Monday, February 3, 2020

MR. ROGERS

I was more of a Sesame Street dad than a Mr. Rogers dad when my kids were growing up. In other words, I was a head guy rather than a heart guy. I responded to the energy of Sesame Street, its emphasis on teaching the ABCs and math, its jumpy, colorful aesthetics. I was, I'll admit it, somewhat scornful of slow old Mr. Rogers with his cardigan and his puppets--and not least what I judged to be his sentimental preachiness about "feelings."

These memories were prompted as I watched "A Beautiful Day in the Neighborhood" last night, with the amiable Tom Hanks...


... doing an excellent job of impersonating the former minister whose children's television show I was happy, in those days, to mock. I have been through a good number of life changes since that time. Perhaps the most important--and the most difficult!--was the one that taught me that to live cut off from those feelings that I mocked was to cut off not only from myself, but from the true relationships that make life meaningful.

Attentive readers of these Buddha Diaries will have noted the blog's epigraph: "... getting to the heart of the matter..." I could have learned a lot from watching Mr. Rogers, had he been around--had television been around!--when I was little. Instead I learned that feelings were dangerous things: at boarding school you didn't cry. To show fear or sadness was to invite bullying or mockery. It was safer to hide the feelings that came up, to build a strong suit of armor to protect my vulnerable inner heart from the world out there. By the time I was a young man, it would embarrass me to even hear the word "heart." That was silly stuff, for people less enlightened than my well-educated, supercilious self.

Watching the film last night was in some ways a painful experience, in part because it put me in touch with that younger self, and with the ABCs of emotional education of which I had been deprived by a bygone ethos as a child. There was no kindly Mr. Rogers to reassure that little boy that he was okay exactly as he was; no one to listen to the fear and rage I felt so frequently and so intensely, but kept inside because it was unsafe to express them.

More disturbing even, though, was the film's major theme, which came as a surprise. Before seeing it (Ellie's insistence) I had expected something softer, gentler, more, well... Mr. Rogers. And that part was there, for sure, as the counterpoint. But the major theme was something closer to my own heart. (See, I can say the word now!) It was the unacknowledged rage of a young man carrying the childhood wound of having been abandoned by his father at an early age, and their long and difficult path toward reconciliation and the rediscovery of love between them--through the agency, of course, of Fred Rogers.

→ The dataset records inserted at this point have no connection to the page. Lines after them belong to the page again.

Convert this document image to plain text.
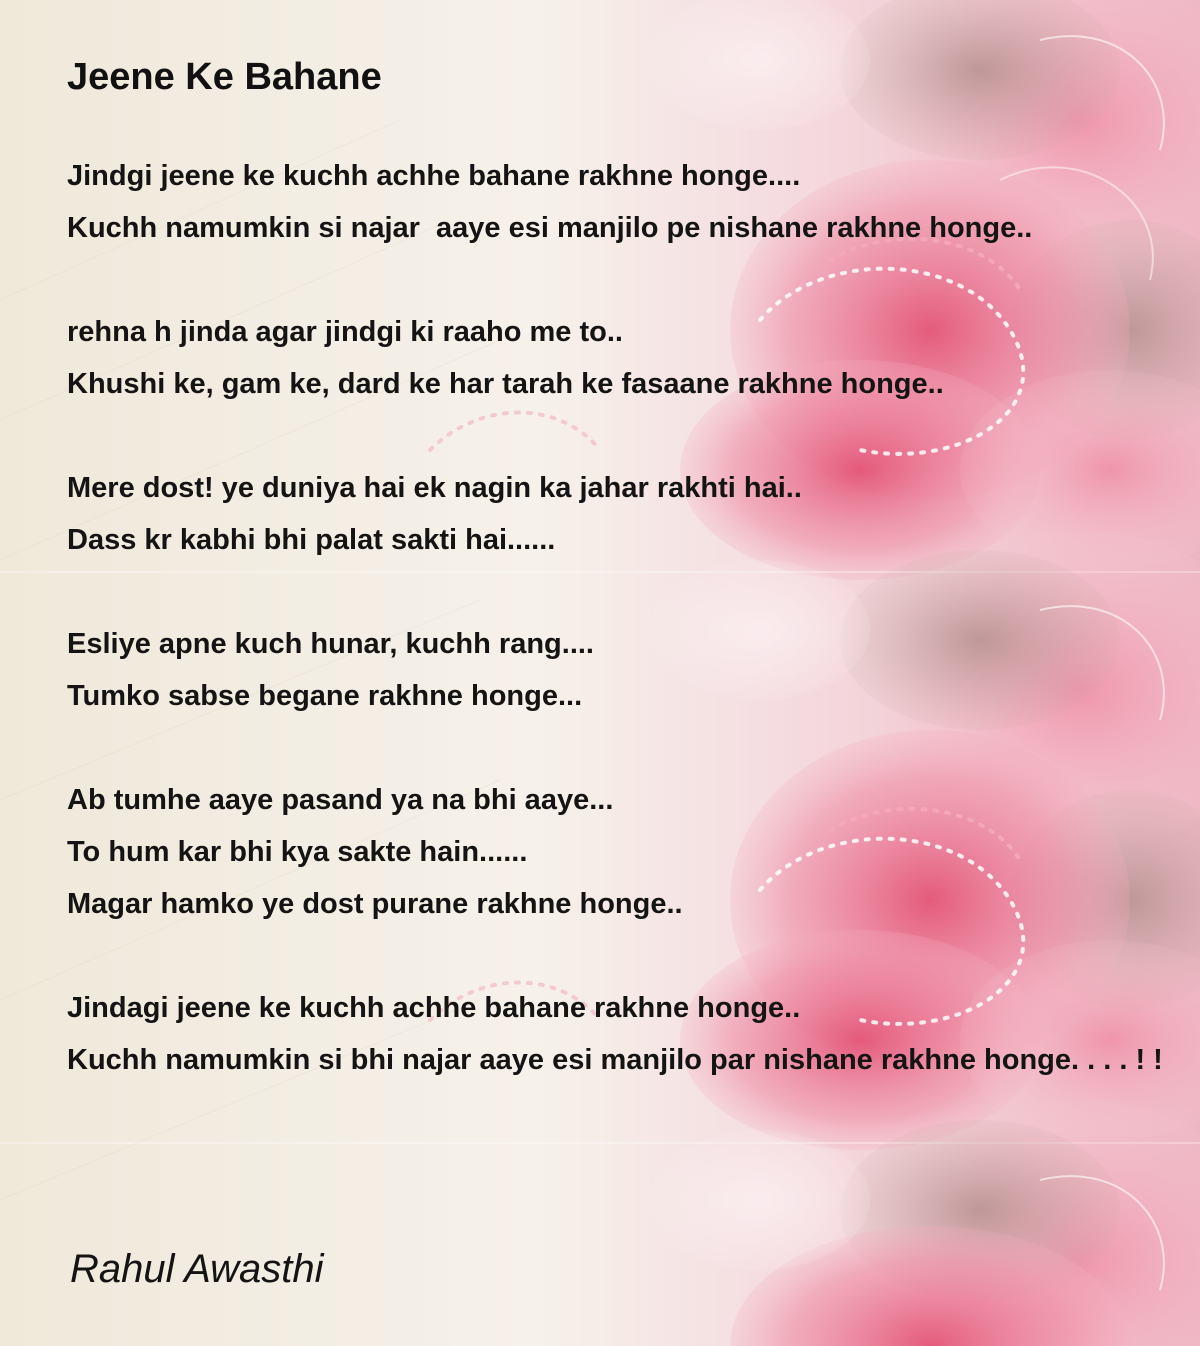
Jeene Ke Bahane
Jindgi jeene ke kuchh achhe bahane rakhne honge....
Kuchh namumkin si najar  aaye esi manjilo pe nishane rakhne honge..
rehna h jinda agar jindgi ki raaho me to..
Khushi ke, gam ke, dard ke har tarah ke fasaane rakhne honge..
Mere dost! ye duniya hai ek nagin ka jahar rakhti hai..
Dass kr kabhi bhi palat sakti hai......
Esliye apne kuch hunar, kuchh rang....
Tumko sabse begane rakhne honge...
Ab tumhe aaye pasand ya na bhi aaye...
To hum kar bhi kya sakte hain......
Magar hamko ye dost purane rakhne honge..
Jindagi jeene ke kuchh achhe bahane rakhne honge..
Kuchh namumkin si bhi najar aaye esi manjilo par nishane rakhne honge. . . . ! !
Rahul Awasthi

It took me a long time to grow into full manhood. Along the way, in my emotional immaturity and much like that young man's father, I caused great pain to those who loved and ought to have been able to trust me. Watching the film, I could not help but see myself in the object of that young man's rage, a man who could find no way to make amends for the actions of his own young days; and I was truly, unexpectedly moved as I witnessed the learning process of both father and son as Mr. Rogers helped them find and heal their damaged hearts.